SuzannaB’s questions about whether I think food from clones is “yucky” prompted me to take a look at the lighter side of cloning.
Sometimes a little humor lets us see the absurdity in extreme perceptions and stances on a subject. The comic strip “Mother Goose and Grimm” is currently doing a series on meat from cloned animals (parts 1, 2, 3, 4 and 5).

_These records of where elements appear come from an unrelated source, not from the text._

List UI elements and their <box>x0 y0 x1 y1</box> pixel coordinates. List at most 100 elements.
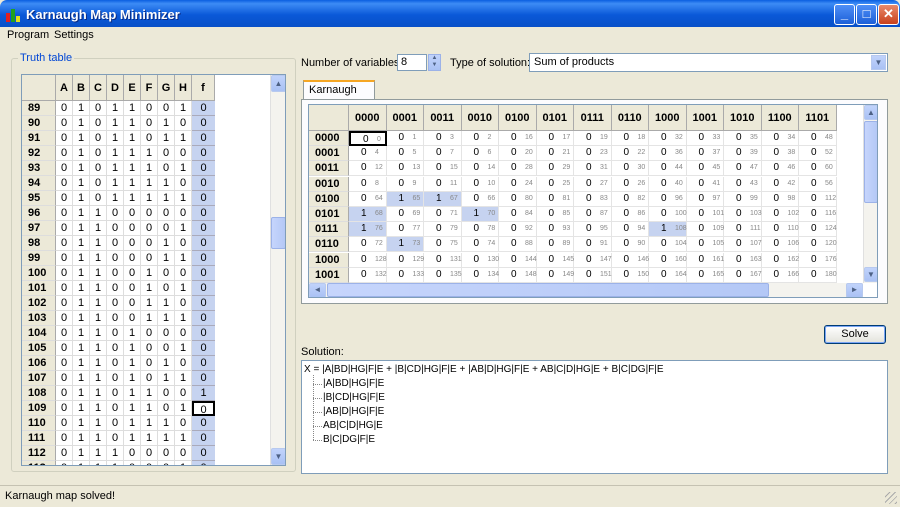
truth-table-cell[interactable]: 0 <box>90 191 107 206</box>
truth-table-output-cell[interactable]: 0 <box>192 371 215 386</box>
truth-table-cell[interactable]: 1 <box>175 251 192 266</box>
karnaugh-cell[interactable]: 0 43 <box>724 176 762 192</box>
karnaugh-cell[interactable]: 0 110 <box>761 222 799 238</box>
karnaugh-cell[interactable]: 0 166 <box>761 267 799 283</box>
truth-table-cell[interactable]: 0 <box>107 326 124 341</box>
karnaugh-cell[interactable]: 00 <box>349 131 387 146</box>
karnaugh-row-header[interactable]: 1001 <box>309 267 349 283</box>
truth-table-cell[interactable]: 1 <box>141 416 158 431</box>
truth-table-cell[interactable]: 1 <box>107 191 124 206</box>
karnaugh-cell[interactable]: 0 79 <box>424 222 462 238</box>
karnaugh-column-header[interactable]: 1000 <box>649 105 687 131</box>
truth-table-column-header[interactable]: H <box>175 75 192 101</box>
truth-table-cell[interactable]: 0 <box>56 431 73 446</box>
karnaugh-cell[interactable]: 01 <box>386 131 424 146</box>
karnaugh-cell[interactable]: 0 90 <box>611 237 649 253</box>
truth-table-cell[interactable]: 1 <box>90 266 107 281</box>
menu-settings[interactable]: Settings <box>54 29 94 41</box>
truth-table-cell[interactable]: 1 <box>141 146 158 161</box>
karnaugh-hscroll[interactable]: ◄ ► <box>309 283 863 297</box>
karnaugh-cell[interactable]: 0 52 <box>799 146 837 162</box>
truth-table-cell[interactable]: 1 <box>124 431 141 446</box>
truth-table-cell[interactable]: 1 <box>158 311 175 326</box>
karnaugh-cell[interactable]: 08 <box>349 176 387 192</box>
truth-table-cell[interactable]: 1 <box>73 341 90 356</box>
truth-table-row-header[interactable]: 104 <box>22 326 56 341</box>
truth-table-cell[interactable]: 1 <box>90 221 107 236</box>
truth-table-row-header[interactable]: 89 <box>22 101 56 116</box>
truth-table-cell[interactable]: 1 <box>107 131 124 146</box>
truth-table-cell[interactable]: 0 <box>141 221 158 236</box>
karnaugh-cell[interactable]: 0 32 <box>649 131 687 146</box>
truth-table-cell[interactable]: 0 <box>56 101 73 116</box>
truth-table-row-header[interactable]: 92 <box>22 146 56 161</box>
truth-table-cell[interactable]: 1 <box>175 461 192 465</box>
karnaugh-cell[interactable]: 06 <box>461 146 499 162</box>
truth-table-cell[interactable]: 0 <box>107 371 124 386</box>
karnaugh-row-header[interactable]: 0011 <box>309 161 349 177</box>
truth-table-cell[interactable]: 1 <box>158 371 175 386</box>
truth-table-cell[interactable]: 0 <box>124 266 141 281</box>
karnaugh-cell[interactable]: 0 36 <box>649 146 687 162</box>
karnaugh-cell[interactable]: 0 131 <box>424 252 462 268</box>
truth-table-cell[interactable]: 0 <box>107 251 124 266</box>
truth-table-cell[interactable]: 1 <box>175 431 192 446</box>
truth-table-cell[interactable]: 1 <box>158 176 175 191</box>
truth-table-cell[interactable]: 1 <box>73 356 90 371</box>
truth-table-column-header[interactable]: D <box>107 75 124 101</box>
truth-table-output-cell[interactable]: 0 <box>192 326 215 341</box>
num-vars-spinner[interactable]: ▲ ▼ <box>428 54 441 71</box>
truth-table-cell[interactable]: 0 <box>56 116 73 131</box>
karnaugh-cell[interactable]: 0 19 <box>574 131 612 146</box>
karnaugh-cell[interactable]: 0 101 <box>686 207 724 222</box>
karnaugh-column-header[interactable]: 1100 <box>761 105 799 131</box>
truth-table-column-header[interactable]: f <box>192 75 215 101</box>
karnaugh-column-header[interactable]: 0101 <box>536 105 574 131</box>
karnaugh-cell[interactable]: 0 99 <box>724 191 762 207</box>
truth-table-cell[interactable]: 0 <box>107 416 124 431</box>
truth-table-output-cell[interactable]: 0 <box>192 341 215 356</box>
resize-grip-icon[interactable] <box>885 492 897 504</box>
truth-table-cell[interactable]: 1 <box>73 266 90 281</box>
karnaugh-cell[interactable]: 02 <box>461 131 499 146</box>
truth-table-cell[interactable]: 0 <box>141 461 158 465</box>
truth-table-output-cell[interactable]: 0 <box>192 311 215 326</box>
karnaugh-cell[interactable]: 0 33 <box>686 131 724 146</box>
truth-table-cell[interactable]: 1 <box>124 416 141 431</box>
truth-table-cell[interactable]: 1 <box>73 281 90 296</box>
truth-table-row-header[interactable]: 101 <box>22 281 56 296</box>
truth-table-cell[interactable]: 1 <box>158 131 175 146</box>
karnaugh-cell[interactable]: 1 108 <box>649 222 687 238</box>
truth-table-cell[interactable]: 0 <box>107 356 124 371</box>
truth-table-row-header[interactable]: 98 <box>22 236 56 251</box>
truth-table-cell[interactable]: 0 <box>124 251 141 266</box>
truth-table-row-header[interactable]: 106 <box>22 356 56 371</box>
karnaugh-cell[interactable]: 0 41 <box>686 176 724 192</box>
truth-table-cell[interactable]: 1 <box>107 446 124 461</box>
truth-table-cell[interactable]: 1 <box>175 341 192 356</box>
karnaugh-cell[interactable]: 0 109 <box>686 222 724 238</box>
karnaugh-cell[interactable]: 0 105 <box>686 237 724 253</box>
chevron-down-icon[interactable]: ▼ <box>871 55 886 70</box>
minimize-button[interactable]: _ <box>834 4 855 25</box>
truth-table-cell[interactable]: 1 <box>175 101 192 116</box>
truth-table-cell[interactable]: 0 <box>141 356 158 371</box>
karnaugh-cell[interactable]: 05 <box>386 146 424 162</box>
karnaugh-cell[interactable]: 0 88 <box>499 237 537 253</box>
karnaugh-cell[interactable]: 1 73 <box>386 237 424 253</box>
truth-table-cell[interactable]: 0 <box>141 101 158 116</box>
truth-table-row-header[interactable]: 100 <box>22 266 56 281</box>
truth-table-column-header[interactable]: A <box>56 75 73 101</box>
truth-table-cell[interactable]: 0 <box>158 341 175 356</box>
karnaugh-cell[interactable]: 0 132 <box>349 267 387 283</box>
karnaugh-cell[interactable]: 0 39 <box>724 146 762 162</box>
karnaugh-cell[interactable]: 0 75 <box>424 237 462 253</box>
truth-table-cell[interactable]: 1 <box>158 116 175 131</box>
truth-table-row-header[interactable]: 96 <box>22 206 56 221</box>
truth-table-cell[interactable]: 0 <box>175 326 192 341</box>
karnaugh-cell[interactable]: 0 133 <box>386 267 424 283</box>
karnaugh-cell[interactable]: 0 116 <box>799 207 837 222</box>
truth-table-cell[interactable]: 1 <box>141 281 158 296</box>
truth-table-cell[interactable]: 1 <box>141 266 158 281</box>
truth-table-output-cell[interactable]: 0 <box>192 176 215 191</box>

Like most depictions of cloning, these cartoons show that it produces a bunch of full-grown carbon copies of an individual, identical in both body and mind (a complete myth in all parts, by the way). Cloning has inspired artists and writers for decades, usually with much darker and less humorous results. In many books and movies, cloning is a black magic power to resurrect, simulate, and multiply, usually with dire consequences. These depictions tap into primal human fears about identity theft and loss of self, as well as what New York Sun writer Andrew Stuttaford called “humanity’s fear of its own ingenuity” (see his interesting survey of Hollywood’s treatment of cloning here).

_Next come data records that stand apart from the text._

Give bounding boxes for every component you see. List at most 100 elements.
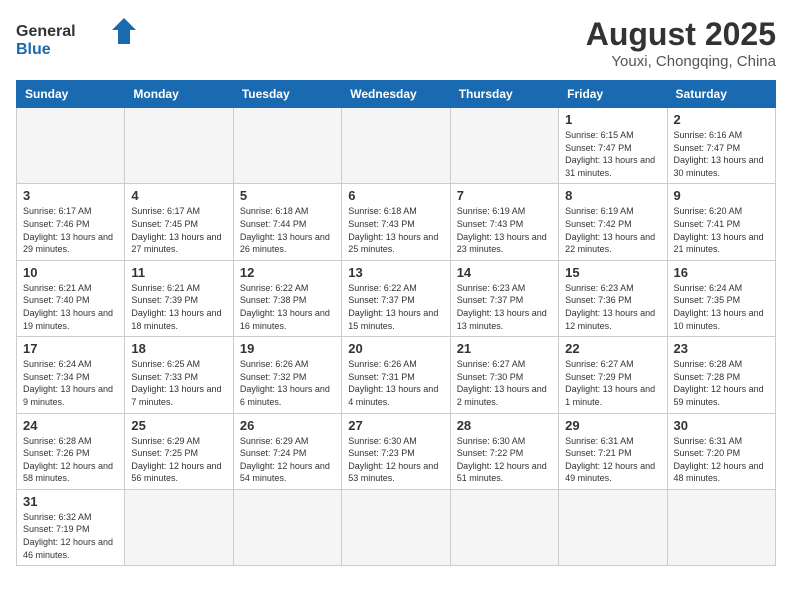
weekday-header-saturday: Saturday [667,81,775,108]
calendar-cell: 22 Sunrise: 6:27 AM Sunset: 7:29 PM Dayli… [559,337,667,413]
day-info: Sunrise: 6:18 AM Sunset: 7:44 PM Dayligh… [240,205,335,255]
calendar-cell: 15Sunrise: 6:23 AM Sunset: 7:36 PM Dayli… [559,260,667,336]
day-number: 22 [565,341,660,356]
weekday-header-tuesday: Tuesday [233,81,341,108]
day-info: Sunrise: 6:27 AM Sunset: 7:29 PM Dayligh… [565,358,660,408]
calendar-cell: 30Sunrise: 6:31 AM Sunset: 7:20 PM Dayli… [667,413,775,489]
day-info: Sunrise: 6:23 AM Sunset: 7:36 PM Dayligh… [565,282,660,332]
calendar-cell: 23 Sunrise: 6:28 AM Sunset: 7:28 PM Dayli… [667,337,775,413]
day-info: Sunrise: 6:24 AM Sunset: 7:34 PM Dayligh… [23,358,118,408]
calendar-cell [125,108,233,184]
day-number: 21 [457,341,552,356]
day-info: Sunrise: 6:27 AM Sunset: 7:30 PM Dayligh… [457,358,552,408]
day-info: Sunrise: 6:17 AM Sunset: 7:46 PM Dayligh… [23,205,118,255]
day-number: 17 [23,341,118,356]
calendar-cell [125,489,233,565]
day-number: 18 [131,341,226,356]
day-info: Sunrise: 6:26 AM Sunset: 7:31 PM Dayligh… [348,358,443,408]
day-info: Sunrise: 6:30 AM Sunset: 7:23 PM Dayligh… [348,435,443,485]
header: General Blue August 2025 Youxi, Chongqin… [16,16,776,70]
day-info: Sunrise: 6:21 AM Sunset: 7:39 PM Dayligh… [131,282,226,332]
title-area: August 2025 Youxi, Chongqing, China [586,16,776,70]
day-info: Sunrise: 6:31 AM Sunset: 7:21 PM Dayligh… [565,435,660,485]
calendar-cell: 14 Sunrise: 6:23 AM Sunset: 7:37 PM Dayli… [450,260,558,336]
day-number: 6 [348,188,443,203]
calendar-cell: 21 Sunrise: 6:27 AM Sunset: 7:30 PM Dayli… [450,337,558,413]
calendar-cell [450,489,558,565]
calendar-cell [667,489,775,565]
calendar-cell: 20 Sunrise: 6:26 AM Sunset: 7:31 PM Dayli… [342,337,450,413]
svg-text:General: General [16,23,76,40]
calendar-cell [559,489,667,565]
calendar-cell [17,108,125,184]
day-info: Sunrise: 6:21 AM Sunset: 7:40 PM Dayligh… [23,282,118,332]
day-number: 28 [457,418,552,433]
day-number: 26 [240,418,335,433]
day-number: 19 [240,341,335,356]
day-number: 23 [674,341,769,356]
calendar-row: 31 Sunrise: 6:32 AM Sunset: 7:19 PM Dayli… [17,489,776,565]
day-info: Sunrise: 6:32 AM Sunset: 7:19 PM Dayligh… [23,511,118,561]
calendar-cell: 5 Sunrise: 6:18 AM Sunset: 7:44 PM Daylig… [233,184,341,260]
weekday-header-monday: Monday [125,81,233,108]
day-number: 20 [348,341,443,356]
calendar-cell: 19 Sunrise: 6:26 AM Sunset: 7:32 PM Dayli… [233,337,341,413]
weekday-header-friday: Friday [559,81,667,108]
day-info: Sunrise: 6:22 AM Sunset: 7:38 PM Dayligh… [240,282,335,332]
calendar-row: 10 Sunrise: 6:21 AM Sunset: 7:40 PM Dayli… [17,260,776,336]
weekday-header-wednesday: Wednesday [342,81,450,108]
day-info: Sunrise: 6:19 AM Sunset: 7:43 PM Dayligh… [457,205,552,255]
day-info: Sunrise: 6:16 AM Sunset: 7:47 PM Dayligh… [674,129,769,179]
calendar-row: 1Sunrise: 6:15 AM Sunset: 7:47 PM Daylig… [17,108,776,184]
calendar-cell: 2Sunrise: 6:16 AM Sunset: 7:47 PM Daylig… [667,108,775,184]
calendar-cell: 10 Sunrise: 6:21 AM Sunset: 7:40 PM Dayli… [17,260,125,336]
day-info: Sunrise: 6:28 AM Sunset: 7:28 PM Dayligh… [674,358,769,408]
day-number: 8 [565,188,660,203]
day-number: 7 [457,188,552,203]
day-number: 29 [565,418,660,433]
weekday-header-thursday: Thursday [450,81,558,108]
calendar-row: 17 Sunrise: 6:24 AM Sunset: 7:34 PM Dayli… [17,337,776,413]
calendar-cell [233,108,341,184]
day-number: 31 [23,494,118,509]
day-info: Sunrise: 6:26 AM Sunset: 7:32 PM Dayligh… [240,358,335,408]
day-info: Sunrise: 6:19 AM Sunset: 7:42 PM Dayligh… [565,205,660,255]
day-number: 24 [23,418,118,433]
day-info: Sunrise: 6:29 AM Sunset: 7:25 PM Dayligh… [131,435,226,485]
day-info: Sunrise: 6:31 AM Sunset: 7:20 PM Dayligh… [674,435,769,485]
day-number: 10 [23,265,118,280]
calendar-cell: 31 Sunrise: 6:32 AM Sunset: 7:19 PM Dayli… [17,489,125,565]
calendar-cell [450,108,558,184]
calendar-cell: 28 Sunrise: 6:30 AM Sunset: 7:22 PM Dayli… [450,413,558,489]
day-number: 12 [240,265,335,280]
day-info: Sunrise: 6:20 AM Sunset: 7:41 PM Dayligh… [674,205,769,255]
calendar-cell: 11Sunrise: 6:21 AM Sunset: 7:39 PM Dayli… [125,260,233,336]
logo: General Blue [16,16,146,66]
day-number: 5 [240,188,335,203]
day-number: 27 [348,418,443,433]
day-number: 14 [457,265,552,280]
calendar-cell: 4 Sunrise: 6:17 AM Sunset: 7:45 PM Daylig… [125,184,233,260]
calendar-cell [342,108,450,184]
calendar-cell: 12 Sunrise: 6:22 AM Sunset: 7:38 PM Dayli… [233,260,341,336]
day-number: 4 [131,188,226,203]
day-number: 9 [674,188,769,203]
calendar-cell: 17 Sunrise: 6:24 AM Sunset: 7:34 PM Dayli… [17,337,125,413]
calendar-cell [342,489,450,565]
calendar: SundayMondayTuesdayWednesdayThursdayFrid… [16,80,776,566]
day-info: Sunrise: 6:24 AM Sunset: 7:35 PM Dayligh… [674,282,769,332]
calendar-cell: 7 Sunrise: 6:19 AM Sunset: 7:43 PM Daylig… [450,184,558,260]
calendar-cell: 8 Sunrise: 6:19 AM Sunset: 7:42 PM Daylig… [559,184,667,260]
calendar-cell: 6Sunrise: 6:18 AM Sunset: 7:43 PM Daylig… [342,184,450,260]
day-number: 25 [131,418,226,433]
day-info: Sunrise: 6:17 AM Sunset: 7:45 PM Dayligh… [131,205,226,255]
calendar-cell: 3Sunrise: 6:17 AM Sunset: 7:46 PM Daylig… [17,184,125,260]
month-year: August 2025 [586,16,776,53]
calendar-cell: 9 Sunrise: 6:20 AM Sunset: 7:41 PM Daylig… [667,184,775,260]
calendar-cell: 1Sunrise: 6:15 AM Sunset: 7:47 PM Daylig… [559,108,667,184]
calendar-cell: 26Sunrise: 6:29 AM Sunset: 7:24 PM Dayli… [233,413,341,489]
day-info: Sunrise: 6:23 AM Sunset: 7:37 PM Dayligh… [457,282,552,332]
day-info: Sunrise: 6:28 AM Sunset: 7:26 PM Dayligh… [23,435,118,485]
day-info: Sunrise: 6:30 AM Sunset: 7:22 PM Dayligh… [457,435,552,485]
weekday-header-sunday: Sunday [17,81,125,108]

Unfortunately, by the time Dolly was born, the word “cloning” had become almost completely taken over by a horrifying fictional meaning, which has clouded and confused discussions about cloning ever since.

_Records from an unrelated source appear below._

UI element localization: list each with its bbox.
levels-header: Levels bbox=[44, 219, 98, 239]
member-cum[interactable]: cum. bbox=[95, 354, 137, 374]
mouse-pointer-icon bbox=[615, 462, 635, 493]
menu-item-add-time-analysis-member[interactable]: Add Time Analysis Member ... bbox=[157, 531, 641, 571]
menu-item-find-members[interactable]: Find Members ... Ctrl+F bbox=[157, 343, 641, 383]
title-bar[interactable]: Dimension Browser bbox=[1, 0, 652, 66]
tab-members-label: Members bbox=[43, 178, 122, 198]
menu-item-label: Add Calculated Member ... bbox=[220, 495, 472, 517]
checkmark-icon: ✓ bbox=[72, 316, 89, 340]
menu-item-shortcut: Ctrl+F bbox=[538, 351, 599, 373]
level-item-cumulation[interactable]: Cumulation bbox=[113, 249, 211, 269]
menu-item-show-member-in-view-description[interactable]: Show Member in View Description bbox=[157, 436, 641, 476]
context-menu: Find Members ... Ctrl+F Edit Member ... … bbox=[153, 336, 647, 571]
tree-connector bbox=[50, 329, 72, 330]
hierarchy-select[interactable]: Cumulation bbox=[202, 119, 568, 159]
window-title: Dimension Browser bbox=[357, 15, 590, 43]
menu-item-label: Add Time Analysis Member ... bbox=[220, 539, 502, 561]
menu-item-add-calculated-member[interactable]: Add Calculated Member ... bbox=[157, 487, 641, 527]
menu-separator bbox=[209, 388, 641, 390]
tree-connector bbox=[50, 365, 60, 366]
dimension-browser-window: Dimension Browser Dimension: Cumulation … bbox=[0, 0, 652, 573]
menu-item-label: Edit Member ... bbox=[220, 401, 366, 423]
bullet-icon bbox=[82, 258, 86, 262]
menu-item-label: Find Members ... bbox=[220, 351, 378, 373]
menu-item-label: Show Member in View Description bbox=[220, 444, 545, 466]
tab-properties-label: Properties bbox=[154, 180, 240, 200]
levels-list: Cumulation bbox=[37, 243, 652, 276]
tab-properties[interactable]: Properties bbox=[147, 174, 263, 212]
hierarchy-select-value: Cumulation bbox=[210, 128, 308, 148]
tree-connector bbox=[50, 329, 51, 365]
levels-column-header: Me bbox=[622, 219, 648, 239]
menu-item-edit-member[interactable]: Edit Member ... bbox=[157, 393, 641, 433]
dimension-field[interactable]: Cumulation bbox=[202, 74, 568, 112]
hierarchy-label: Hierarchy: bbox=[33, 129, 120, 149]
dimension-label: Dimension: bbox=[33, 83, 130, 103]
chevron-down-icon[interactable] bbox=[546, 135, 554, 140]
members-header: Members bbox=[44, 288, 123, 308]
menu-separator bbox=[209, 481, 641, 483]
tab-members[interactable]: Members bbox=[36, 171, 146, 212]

Pundits and cloning’s opponents like to imply that cloned meat tastes bad, or more accurately, leaves a bad taste in one’s mouth. For some people, the idea of meat from clones provokes a knee-jerk reaction of “yuck”. In reading many, many reactions to the FDA’s announcement on the safety of meat from cloned animals and their offspring, I would classify the vast majority as gut-level rejection or knee-jerk. So no, SuzannaB, I don’t find the idea “yucky” and am actually quite comfortable with the meat that may eventually reach my table with its origins in a cloned parent, grandparent or other ancestor.
A closing thought: As a Mom, maybe the ultimate revenge on my children would be to clone myself and make them raise ME.